Construindo a Rede Paulista de Agroecologia

            O movimento de agricultura orgânica em São Paulo desenvolveu-se simultaneamente ao do resto do país, como resposta ao avanço da agricultura quimificada. Antecede a este movimento, de base nacional, experiências trazidas por grupos de migrantes que aportaram no país com seus princípios filosóficos e espirituais.
            Destacam-se, particularmente em São Paulo, a agricultura biodinâmica, que se desenvolveu dentro do contexto da antroposofia de Rudolph Steiner, e a agricultura natural, baseada nos ensinamentos de Mokiti Okada. Além destas correntes dominantes, surgem também simpatizantes de outros movimentos menos conhecidos, mas que foram responsáveis pelo fomento de formas alternativas de agricultura com impacto localizado. Neste último grupo, podem-se mencionar a Yamaguishi, em Jaguariuna, e a Terra e Saúde do Suzuki, em Caucaia do Alto, entre outros.
            Em 1989, todas estas frentes consideraram relevante, para o avanço do movimento no Estado, se integrarem, de maneira a dar origem à formação de uma nova entidade, a Associação de Agricultura Orgânica (AAO)1. Através dela, criou-se a feira de orgânicos no Parque da Água Branca, na cidade de São Paulo, ponto de referência e de encontro do movimento no Estado. Foi também através dela que se trouxe a International Federation of Organic Agriculture (IFOAM)2, para realizar seu encontro anual em São Paulo em 1992. A AAO desempenhou este papel de articulação até recentemente quando ainda mantinha entre seus conselheiros representantes das diversas entidades.
            Dada as características agrárias, demográficas, econômicas e culturais do Estado, o movimento orgânico paulista voltou-se principalmente para o desenvolvimento do mercado. Criou-se o sistema de certificação dentro das várias entidades tradicionais do movimento paulista, identificadas por terem participado da criação da AAO3. Várias delas criaram entidades independentes para fazer frente às exigências internacionais para organismos certificadores.

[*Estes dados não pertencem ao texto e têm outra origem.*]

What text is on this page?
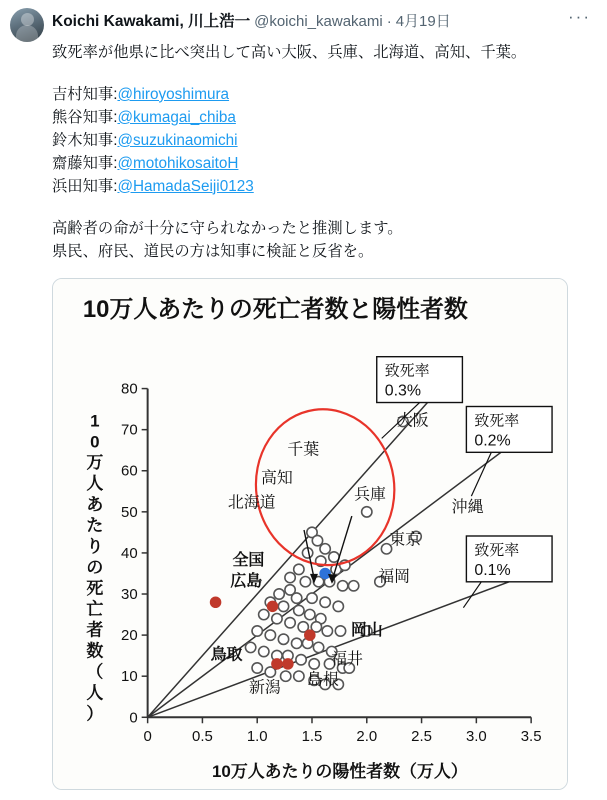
Koichi Kawakami, 川上浩一 @koichi_kawakami · 4月19日	···

致死率が他県に比べ突出して高い大阪、兵庫、北海道、高知、千葉。

吉村知事:@hiroyoshimura

熊谷知事:@kumagai_chiba

鈴木知事:@suzukinaomichi

齋藤知事:@motohikosaitoH

浜田知事:@HamadaSeiji0123

高齢者の命が十分に守られなかったと推測します。

県民、府民、道民の方は知事に検証と反省を。

10万人あたりの死亡者数と陽性者数
0
10
20
30
40
50
60
70
80
0	0.5 1.0 1.5 2.0 2.5 3.0 3.5
千葉
高知
大阪
兵庫
北海道	沖縄
東京
福岡
全国
広島
岡山
鳥取	福井
島根
新潟
致死率
0.3%
致死率
0.2%
致死率
0.1%
10万人あたりの陽性者数（万人）
1
0
万
人
あ
た
り
の
死
亡
者
数
（
人
）
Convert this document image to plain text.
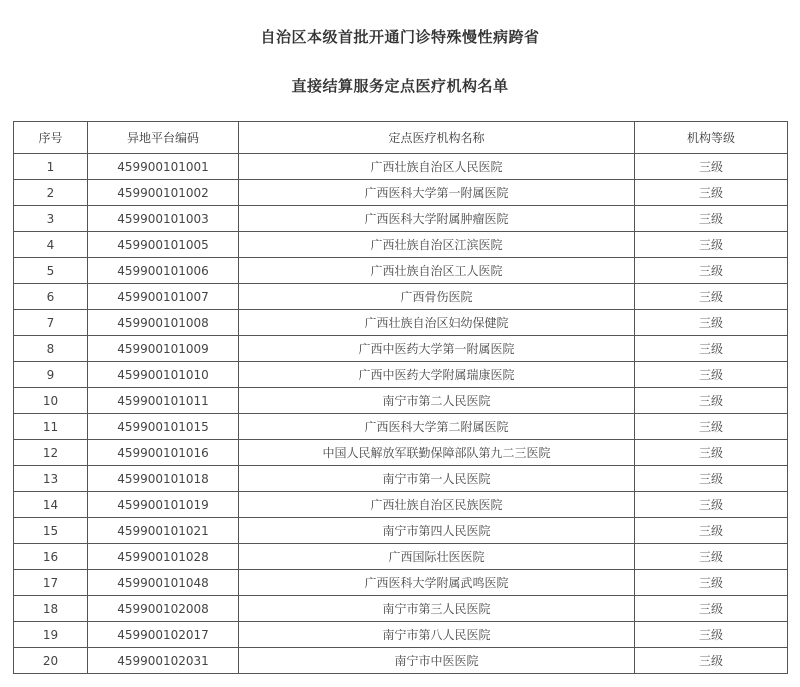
自治区本级首批开通门诊特殊慢性病跨省
直接结算服务定点医疗机构名单
序号	异地平台编码	定点医疗机构名称	机构等级
1	459900101001	广西壮族自治区人民医院	三级
2	459900101002	广西医科大学第一附属医院	三级
3	459900101003	广西医科大学附属肿瘤医院	三级
4	459900101005	广西壮族自治区江滨医院	三级
5	459900101006	广西壮族自治区工人医院	三级
6	459900101007	广西骨伤医院	三级
7	459900101008	广西壮族自治区妇幼保健院	三级
8	459900101009	广西中医药大学第一附属医院	三级
9	459900101010	广西中医药大学附属瑞康医院	三级
10	459900101011	南宁市第二人民医院	三级
11	459900101015	广西医科大学第二附属医院	三级
12	459900101016	中国人民解放军联勤保障部队第九二三医院	三级
13	459900101018	南宁市第一人民医院	三级
14	459900101019	广西壮族自治区民族医院	三级
15	459900101021	南宁市第四人民医院	三级
16	459900101028	广西国际壮医医院	三级
17	459900101048	广西医科大学附属武鸣医院	三级
18	459900102008	南宁市第三人民医院	三级
19	459900102017	南宁市第八人民医院	三级
20	459900102031	南宁市中医医院	三级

            O desenvolvimento do movimento orgânico estadual foi marcado pela constituição de canais de comercialização no formato desenvolvido pelas entidades ligadas à Igreja Messiânica, particularmente a Korin, e ao movimento antroposófico como o Sítio Boa Terra, e por empresas privadas, com formas jurídicas diversas, como o Sítio São Francisco, a Horta e Arte e, mais recentemente, a Associação de Produtores Orgânicos de Ibiúna (APOI), a Cultivar, etc.... que se voltaram fundamentalmente à comercialização através dos supermercados.
            Os preços elevados praticados pelos supermercados tornaram a produção orgânica paulista privilégio de consumo da classe de renda mais elevada. As feiras apresentam em alguns casos preços até 100% abaixo do praticado nos supermercados, mas o diferencial de preço em relação ao produto convencional, embora variável de acordo com o produto, tem servido de grande estímulo para atrair novos produtores para o setor.
            O encadeamento da produção orgânica tem recebido investimento de novos atores que se caracterizam por maior capacidade financeira, eficiência produtiva e logística, acirrando a competição no setor e criando sinais de expulsão de agricultores orgânicos tradicionais com maior capacidade de resposta à redução das suas margens de lucro. A tradicional agricultura familiar orgânica parece estar se ajustando a estas mudanças de mercado através da redução da sua lucratividade.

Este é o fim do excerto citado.